Guten Morgen ihr alle,
nun kann ich auch im offenen Bereich schreiben u. will mich kurz vorstellen. Ich bin 45 Jahre alt und Alkoholikerin.
Nachdem ich sechs Jahre während meiner Ehe trocken war, baute ich nach der Scheidung einen Rückfall. Obwohl "baute" falsch ist; wenn ich heute ehrlich bin, dann wollte ich es noch mal wissen, ob ich nicht doch kontrolliert trinken kann. Ich eiere also seit 10 Jahren rum. Hier mal ne Therapie, da ein bißchen Gruppe, Monatelang trocken, Abstürze, noch ne ambulante Therapie... Immer wieder der Versuch, kontrolliert zu trinken und immer wieder auf die Schnauze fallen. Daran war nur "die Gruppe schuld; die verstehen mich nicht und so schlimm wie die bin ich doch nicht. Ich bin doch gar nicht abhängig, ich betreibe nur Missbrauch.."
Ich habe mir nicht nur Hintertürchen offengehalten, das waren ganze Scheunentore. Mein Partner war mir in dieser Hinsicht auch eine "Hilfe", wenn er sagte "Du bist nicht abhängig, Schatz. Du trinkst nur manchmal ein bißchen viel."
Mein krankes Hirn fand das natürlich klasse, hat in die Hände geklatscht u. gesagt "Darauf trinken wir erst mal einen.."
Ich habe alle um mich herum belogen und betrogen. Habe meinem Freund, wenn er zu mir kam erzählt, daß das mein 1. Bier ist, was da vor mir steht, dabei standen schon 4 leere im Küchenschrank.
Ich habe im Suff mit anderen Männern rumgemacht, war oft so voll, daß mir ganze Nächte der Erinnerung fehlen.
Ich habe mein Handy vor mir selbst versteckt, wenn ich saufen wollte, damit ich nicht in Versuchung komme, meinen Freund anzurufen um ihm "mal richtig die Meinung zu sagen".
Vor drei Tagen habe ich zum letzten Mal getrunken.

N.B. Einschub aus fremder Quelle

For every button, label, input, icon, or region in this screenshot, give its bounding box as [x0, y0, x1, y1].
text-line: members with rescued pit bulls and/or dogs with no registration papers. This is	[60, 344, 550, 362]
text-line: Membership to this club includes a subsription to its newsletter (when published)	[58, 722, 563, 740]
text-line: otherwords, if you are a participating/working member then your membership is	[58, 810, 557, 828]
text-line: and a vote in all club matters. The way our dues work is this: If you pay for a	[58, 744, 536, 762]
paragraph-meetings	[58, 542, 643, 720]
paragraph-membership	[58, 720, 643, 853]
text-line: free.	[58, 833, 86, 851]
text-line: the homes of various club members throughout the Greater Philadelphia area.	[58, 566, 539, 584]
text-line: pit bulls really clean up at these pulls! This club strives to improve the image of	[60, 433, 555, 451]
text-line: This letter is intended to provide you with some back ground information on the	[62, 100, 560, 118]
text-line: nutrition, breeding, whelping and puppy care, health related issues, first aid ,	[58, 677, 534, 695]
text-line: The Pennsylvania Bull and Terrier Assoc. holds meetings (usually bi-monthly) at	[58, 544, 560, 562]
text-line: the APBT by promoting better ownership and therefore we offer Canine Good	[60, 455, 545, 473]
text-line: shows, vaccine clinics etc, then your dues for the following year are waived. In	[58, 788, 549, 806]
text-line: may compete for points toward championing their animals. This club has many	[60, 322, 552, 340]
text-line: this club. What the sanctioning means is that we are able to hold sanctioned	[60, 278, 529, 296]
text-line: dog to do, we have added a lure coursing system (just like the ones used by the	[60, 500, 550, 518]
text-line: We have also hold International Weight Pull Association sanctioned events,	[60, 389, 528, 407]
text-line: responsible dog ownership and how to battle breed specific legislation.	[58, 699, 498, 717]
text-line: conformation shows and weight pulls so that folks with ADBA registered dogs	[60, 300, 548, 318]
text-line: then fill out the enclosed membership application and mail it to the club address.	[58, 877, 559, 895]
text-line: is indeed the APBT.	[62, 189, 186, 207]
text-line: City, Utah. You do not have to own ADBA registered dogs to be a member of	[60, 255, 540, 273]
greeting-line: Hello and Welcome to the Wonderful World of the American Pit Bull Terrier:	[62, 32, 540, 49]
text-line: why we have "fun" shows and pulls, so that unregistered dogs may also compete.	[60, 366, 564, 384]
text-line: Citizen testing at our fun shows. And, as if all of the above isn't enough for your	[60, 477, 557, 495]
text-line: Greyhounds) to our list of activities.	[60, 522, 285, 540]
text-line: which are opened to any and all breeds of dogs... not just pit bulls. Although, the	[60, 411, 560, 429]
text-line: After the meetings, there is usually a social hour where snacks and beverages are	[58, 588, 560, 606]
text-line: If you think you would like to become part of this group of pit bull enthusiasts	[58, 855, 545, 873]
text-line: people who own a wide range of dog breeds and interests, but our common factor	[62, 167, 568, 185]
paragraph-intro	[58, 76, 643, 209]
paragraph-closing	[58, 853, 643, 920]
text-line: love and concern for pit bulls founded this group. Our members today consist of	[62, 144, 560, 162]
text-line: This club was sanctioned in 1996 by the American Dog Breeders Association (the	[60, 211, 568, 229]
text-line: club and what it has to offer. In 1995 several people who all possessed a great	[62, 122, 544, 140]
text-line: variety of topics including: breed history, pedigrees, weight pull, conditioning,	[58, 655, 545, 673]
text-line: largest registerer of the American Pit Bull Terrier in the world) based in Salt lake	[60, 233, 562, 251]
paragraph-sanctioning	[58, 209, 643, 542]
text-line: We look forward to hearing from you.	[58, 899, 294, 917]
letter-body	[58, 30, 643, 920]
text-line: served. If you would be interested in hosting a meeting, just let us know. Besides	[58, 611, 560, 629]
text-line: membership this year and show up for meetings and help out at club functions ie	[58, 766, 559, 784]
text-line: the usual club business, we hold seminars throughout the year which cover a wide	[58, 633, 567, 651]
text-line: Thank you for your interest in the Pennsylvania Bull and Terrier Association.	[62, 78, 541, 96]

Ich habe mir 6 Flaschen Bier geholt u. war sicher, die reichen, danach wollte ich ins Bett.
Beim 5. wurde ich schon nervös, habe mir die Jacke angezogen und bin nachts u. im strömenden Regen zu meinem "Lieblingstürken" u. hab den aus dem Bett geklingelt, weil der schon zu hatte. Habe dann noch 3 geholt u. fand mich nur noch erbärmlich.
Am nächsten Tag bin ich in meine Gruppe gegangen und habe zum ersten Mal ehrlich gesagt, daß ich wieder trinke. Bisher lief das so ab, wenn ich denn mal hingegangen bin, daß ich sagte "Ich bin B. ich bin Alkoholikerin und mir geht´s suuuper!"
Ich habe dort also auch gelogen.
An diesem Abend hab ich kapiert, daß ich mir nur selbst helfen kann, daß keine Gruppe u. keine Therapie der Welt mich trockenlegen kann.
Tags drauf bin ich zum Arzt u. habe auch ihm erzählt, was los ist. Ich habe ein Medikament bekommen, das leicht sedierend wirkt (ohne Suchtpotential) u. heute ist mein 3. trockener Tag.
Dieses Mal fühlt sich alles anders an. Ich bin nicht mehr so euphorisch wie all die anderen Male als ich "aufgehört habe zu trinken".
Ich fühle mich sehr sehr klein.
Ich habe verstanden, daß Alkoholismus eine schwere Krankheit ist, mit der man nicht rumspielen sollte. Und ich habe kapiert, daß ich mein Leben nicht mehr im Griff habe, wenn ich saufe.
Und damit es nicht allzu schwer ist, sage ich mir "Nur heute werde ich nicht trinken." Das sage ich mir jeden Tag, bis daraus Jahre geworden sind.
Wenn etwas sein sollte, kann ich jemanden aus der Gruppe anrufen. Und werde das auch tun. Telefonnummern habe ich jetzt genug. Die hätte ich schon früher haben können, wollte aber "niemanden belästigen". Blödsinn.
Ich wünsche mir und euch gute 24 Stunden!